演劇『海溢』で熱演中の映画俳優 劉智泰

 真っ黒になった足の裏。俳優の劉智泰(ユ・ジテ)に会いに大学路(テハンノ)の小さな演劇の稽古部屋を訪れた時、真っ先に彼の足の裏が目に入ってきた。

 周りに目をやると、その真っ黒な足の裏は空間と結構似合っていた。雑然とした30坪あまりの稽古部屋で演劇『海溢』(イ・ヘジェ作・演出)に明け暮れている劉智泰は、伸びきった髪や髭の生えた素顔がすっかり演劇俳優だった。

 「稽古場のカビ臭さは、正気言って最初は慣れませんでした。それでも私が今、演劇をやっているということ自体が幸せで仕方ありません。予想不可能な劇的なストーリーがあって、それを観客の前で演じる演劇俳優たちの動きが私に大きな刺激を与えたからです」

 『海溢』は劉智泰の演劇舞台初挑戦の作品。1950年の仁川(インチョン)上陸作戦直後を背景に、残された二人の人民軍兵士の絶望と恐怖を扱ったこの2人劇で劉智泰は、映画『オールド・ボーイ』に看守役で出演したオ・ダルスと共演する。

 二人で作ったオリジナルの演劇で、劉智泰は共産党支持者で越北(韓国戦争当時、朝鮮民主主義人民共和国(北朝鮮)に渡ったことを意)したハヒョン役を演じた。

 「私がダルスさんに一緒にやろうとしつこく誘いました。(オ・ダルスは「本当に?」と3度も問い返したと言う)。ダルスさんの体も顔も心も本当に魅力的な俳優だし、私をよく知っているので必ず一緒に小劇場の舞台に立ちたいと思いました。この作品は創作初演となるので映画とは違った真剣さが魅力的です」

 劉智泰は中央(チュンアン)大学の演劇映画学科に在学していた頃から演劇に出たいと思っていたという。しかし188センチもある身長がネックとなった。舞台で共演できる俳優が見付からず、スタッフに任せていては頼りにならないと一念発起して2人劇を直接演出して演じることにしたと言う。

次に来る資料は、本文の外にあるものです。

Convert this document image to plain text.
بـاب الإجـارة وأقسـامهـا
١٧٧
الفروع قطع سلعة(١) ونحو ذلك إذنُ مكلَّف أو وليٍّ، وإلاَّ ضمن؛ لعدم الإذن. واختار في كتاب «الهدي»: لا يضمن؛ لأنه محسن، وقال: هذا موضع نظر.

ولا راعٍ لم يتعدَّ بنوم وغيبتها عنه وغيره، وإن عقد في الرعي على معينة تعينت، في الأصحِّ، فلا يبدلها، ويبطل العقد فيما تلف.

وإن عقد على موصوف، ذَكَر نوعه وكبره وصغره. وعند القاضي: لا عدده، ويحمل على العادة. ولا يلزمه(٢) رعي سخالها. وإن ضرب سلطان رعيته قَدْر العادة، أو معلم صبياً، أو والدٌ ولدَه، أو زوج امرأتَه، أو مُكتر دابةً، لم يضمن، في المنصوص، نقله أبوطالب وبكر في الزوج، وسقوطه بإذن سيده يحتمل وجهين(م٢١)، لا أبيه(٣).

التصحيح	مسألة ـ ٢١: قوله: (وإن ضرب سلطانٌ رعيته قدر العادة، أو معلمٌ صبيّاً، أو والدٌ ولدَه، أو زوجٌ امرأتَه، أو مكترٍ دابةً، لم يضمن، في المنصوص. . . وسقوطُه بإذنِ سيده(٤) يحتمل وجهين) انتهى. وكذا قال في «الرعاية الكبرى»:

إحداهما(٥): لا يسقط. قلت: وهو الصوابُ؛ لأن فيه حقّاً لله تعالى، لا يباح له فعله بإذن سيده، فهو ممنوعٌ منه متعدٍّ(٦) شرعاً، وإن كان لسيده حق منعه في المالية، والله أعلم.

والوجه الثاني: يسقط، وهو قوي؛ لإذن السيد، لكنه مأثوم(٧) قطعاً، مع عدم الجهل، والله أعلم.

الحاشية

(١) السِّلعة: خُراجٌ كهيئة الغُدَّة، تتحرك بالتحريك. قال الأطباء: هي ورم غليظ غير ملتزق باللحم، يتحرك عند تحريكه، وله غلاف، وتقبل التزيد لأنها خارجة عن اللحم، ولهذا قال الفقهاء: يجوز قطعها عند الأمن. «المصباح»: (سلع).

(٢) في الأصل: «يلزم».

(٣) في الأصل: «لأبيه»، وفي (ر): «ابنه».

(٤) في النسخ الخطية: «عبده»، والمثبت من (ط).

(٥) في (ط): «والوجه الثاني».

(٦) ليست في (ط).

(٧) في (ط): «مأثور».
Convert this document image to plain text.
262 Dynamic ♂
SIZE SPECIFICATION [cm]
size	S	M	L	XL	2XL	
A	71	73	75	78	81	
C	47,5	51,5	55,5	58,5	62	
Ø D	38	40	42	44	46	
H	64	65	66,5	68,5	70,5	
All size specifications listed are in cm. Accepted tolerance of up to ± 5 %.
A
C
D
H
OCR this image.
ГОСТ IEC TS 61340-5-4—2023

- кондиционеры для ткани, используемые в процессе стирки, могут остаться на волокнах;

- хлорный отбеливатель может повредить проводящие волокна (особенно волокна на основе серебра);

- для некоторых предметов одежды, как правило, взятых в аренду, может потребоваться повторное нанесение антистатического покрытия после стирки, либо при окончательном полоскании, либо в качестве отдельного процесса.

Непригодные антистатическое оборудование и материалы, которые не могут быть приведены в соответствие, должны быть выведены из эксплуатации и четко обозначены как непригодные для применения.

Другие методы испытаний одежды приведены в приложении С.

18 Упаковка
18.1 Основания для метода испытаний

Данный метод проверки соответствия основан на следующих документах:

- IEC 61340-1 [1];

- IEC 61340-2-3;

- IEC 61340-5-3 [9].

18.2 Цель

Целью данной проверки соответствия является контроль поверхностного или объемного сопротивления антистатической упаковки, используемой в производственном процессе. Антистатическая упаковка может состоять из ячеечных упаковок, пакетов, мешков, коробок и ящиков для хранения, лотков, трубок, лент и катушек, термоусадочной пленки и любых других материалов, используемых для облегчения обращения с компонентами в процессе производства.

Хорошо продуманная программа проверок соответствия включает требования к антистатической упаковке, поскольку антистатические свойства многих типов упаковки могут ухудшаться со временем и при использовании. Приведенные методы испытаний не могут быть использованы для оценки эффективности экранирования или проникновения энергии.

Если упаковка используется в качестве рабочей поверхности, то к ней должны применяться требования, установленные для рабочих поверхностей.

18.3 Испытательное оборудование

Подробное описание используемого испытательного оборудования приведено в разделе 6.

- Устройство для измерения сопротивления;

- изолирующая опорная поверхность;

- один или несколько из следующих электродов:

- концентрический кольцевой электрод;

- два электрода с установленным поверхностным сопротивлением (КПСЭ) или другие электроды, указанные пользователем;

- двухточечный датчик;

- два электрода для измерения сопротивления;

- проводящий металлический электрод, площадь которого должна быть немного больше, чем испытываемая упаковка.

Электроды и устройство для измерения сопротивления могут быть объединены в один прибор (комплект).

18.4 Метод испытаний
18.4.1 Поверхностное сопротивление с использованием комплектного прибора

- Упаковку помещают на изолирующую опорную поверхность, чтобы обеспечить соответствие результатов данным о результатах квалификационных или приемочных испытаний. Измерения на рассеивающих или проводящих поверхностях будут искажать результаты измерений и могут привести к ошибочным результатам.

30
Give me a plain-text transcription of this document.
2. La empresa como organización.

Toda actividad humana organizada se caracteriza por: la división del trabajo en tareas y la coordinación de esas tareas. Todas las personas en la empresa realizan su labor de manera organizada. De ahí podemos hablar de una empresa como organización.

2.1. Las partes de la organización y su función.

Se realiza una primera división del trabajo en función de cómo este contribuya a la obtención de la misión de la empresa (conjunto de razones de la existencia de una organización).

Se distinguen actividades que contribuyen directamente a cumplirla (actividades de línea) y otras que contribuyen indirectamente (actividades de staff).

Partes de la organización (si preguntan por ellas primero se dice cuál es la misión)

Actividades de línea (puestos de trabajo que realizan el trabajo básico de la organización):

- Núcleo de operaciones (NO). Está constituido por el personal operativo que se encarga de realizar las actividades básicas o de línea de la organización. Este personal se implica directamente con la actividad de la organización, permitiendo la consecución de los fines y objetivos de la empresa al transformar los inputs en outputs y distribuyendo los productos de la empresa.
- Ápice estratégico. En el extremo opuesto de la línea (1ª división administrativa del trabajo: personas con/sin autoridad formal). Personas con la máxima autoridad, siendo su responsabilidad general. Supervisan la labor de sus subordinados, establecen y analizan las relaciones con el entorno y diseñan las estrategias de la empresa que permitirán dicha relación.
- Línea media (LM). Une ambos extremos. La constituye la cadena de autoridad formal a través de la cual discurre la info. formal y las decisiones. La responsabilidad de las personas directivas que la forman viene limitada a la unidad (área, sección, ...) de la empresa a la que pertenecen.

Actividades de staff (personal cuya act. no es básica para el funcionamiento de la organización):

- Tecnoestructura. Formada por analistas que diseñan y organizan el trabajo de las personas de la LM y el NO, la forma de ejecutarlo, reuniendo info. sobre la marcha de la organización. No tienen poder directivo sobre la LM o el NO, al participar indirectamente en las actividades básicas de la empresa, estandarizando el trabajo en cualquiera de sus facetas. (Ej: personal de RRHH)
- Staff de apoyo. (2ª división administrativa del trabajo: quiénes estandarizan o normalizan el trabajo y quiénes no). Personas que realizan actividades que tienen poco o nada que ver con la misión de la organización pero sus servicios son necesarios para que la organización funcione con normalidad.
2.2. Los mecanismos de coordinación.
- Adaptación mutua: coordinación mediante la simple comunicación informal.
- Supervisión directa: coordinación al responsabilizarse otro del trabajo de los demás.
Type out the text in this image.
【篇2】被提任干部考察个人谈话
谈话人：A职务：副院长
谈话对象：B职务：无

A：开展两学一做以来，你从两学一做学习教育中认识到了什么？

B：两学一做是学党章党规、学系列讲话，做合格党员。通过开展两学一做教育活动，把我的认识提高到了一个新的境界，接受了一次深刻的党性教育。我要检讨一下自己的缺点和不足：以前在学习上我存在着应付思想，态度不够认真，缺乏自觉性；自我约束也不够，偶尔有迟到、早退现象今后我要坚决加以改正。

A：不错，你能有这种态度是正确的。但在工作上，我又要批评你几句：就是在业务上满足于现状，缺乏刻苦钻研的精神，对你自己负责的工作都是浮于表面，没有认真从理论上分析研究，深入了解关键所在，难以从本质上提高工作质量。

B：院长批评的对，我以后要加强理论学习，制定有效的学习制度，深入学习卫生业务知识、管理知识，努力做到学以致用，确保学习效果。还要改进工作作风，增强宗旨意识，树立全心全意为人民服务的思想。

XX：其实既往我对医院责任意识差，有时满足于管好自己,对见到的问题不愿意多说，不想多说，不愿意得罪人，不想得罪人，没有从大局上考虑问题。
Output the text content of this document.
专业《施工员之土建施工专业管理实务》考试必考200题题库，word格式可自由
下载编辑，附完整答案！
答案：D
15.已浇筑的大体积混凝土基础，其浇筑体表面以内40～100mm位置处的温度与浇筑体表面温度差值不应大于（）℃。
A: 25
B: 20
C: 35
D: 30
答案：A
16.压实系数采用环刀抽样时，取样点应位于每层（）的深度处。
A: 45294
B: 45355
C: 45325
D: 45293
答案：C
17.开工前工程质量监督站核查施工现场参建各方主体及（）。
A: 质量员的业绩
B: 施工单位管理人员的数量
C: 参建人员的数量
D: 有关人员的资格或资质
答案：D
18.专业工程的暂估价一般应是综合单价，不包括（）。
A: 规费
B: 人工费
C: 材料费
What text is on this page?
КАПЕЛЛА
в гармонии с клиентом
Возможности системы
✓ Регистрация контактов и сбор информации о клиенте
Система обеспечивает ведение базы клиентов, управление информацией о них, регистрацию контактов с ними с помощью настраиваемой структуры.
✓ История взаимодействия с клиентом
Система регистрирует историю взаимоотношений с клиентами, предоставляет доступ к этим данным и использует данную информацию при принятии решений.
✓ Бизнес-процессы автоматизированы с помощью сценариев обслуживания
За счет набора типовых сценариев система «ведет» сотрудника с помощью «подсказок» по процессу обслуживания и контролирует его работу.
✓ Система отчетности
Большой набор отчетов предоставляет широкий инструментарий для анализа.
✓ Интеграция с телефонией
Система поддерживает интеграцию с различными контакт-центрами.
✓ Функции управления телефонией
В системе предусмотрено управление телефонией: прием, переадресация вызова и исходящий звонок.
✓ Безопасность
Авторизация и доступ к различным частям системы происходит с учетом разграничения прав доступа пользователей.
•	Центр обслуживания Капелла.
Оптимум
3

 今回公演が行われる「ヘンボッカン(幸せなの意)小劇場」(客席160席)の舞台は、5、6歩も進めない程に狭く、手を伸ばせば照明に触れることができてしまうくらい天井も低い。それだけ観客と距離が近いということだ。


 「映画のたった1秒のカットでも真剣な演技でなければ観客にすぐばれてしまいます。重要なことは体の大きさではなく、私がいかにその人物に入り込めるかだったのです」。

 劉智泰はこの日、「心」「真剣」といった単語をよく使った。「舞台に立ったことがなかったので、テクニックは確かに足りないが、心の底から演じてそれが観客に伝われば成功」というのが彼の考えだ。

 映画『女は男の未来だ』の撮影のために100キロまで増やした体重は、一日8時間ずつ運動をして88キロまで減量した。オ・ダルスが演劇『男子衝動』にも出演しているため、午後10時から明け方の4~5時まで徹夜で稽古をした。

 劉智泰は「映画はフィルムに保存されるが、演劇は私の体に残る。これからも毎年、演劇1本、映画の演出1本、そして2年に1本のペースで映画に出演するのが夢」と語った。

 劉智泰の母親は初めて舞台に立つ俳優の息子に「台詞を度忘れしたらどうするのか」と心配したと言う(劉智泰がよく鍵や傘を忘れてしまうからだ)。しかし、劉智泰は本当に幸せそうな表情をしていた。プロの演劇舞台に立つ夢を10年かかって実現させ、自分のすべての力を出し切ってそれを見てくれる満席でも160人という少ないが大切な観客に会いたいという気持ちのためでもある。

 「奇蹟を信じる」と言う劉智泰が、この演劇を終えた後に演出する短編映画のタイトルは『盲人はどんな夢を見るか』だった。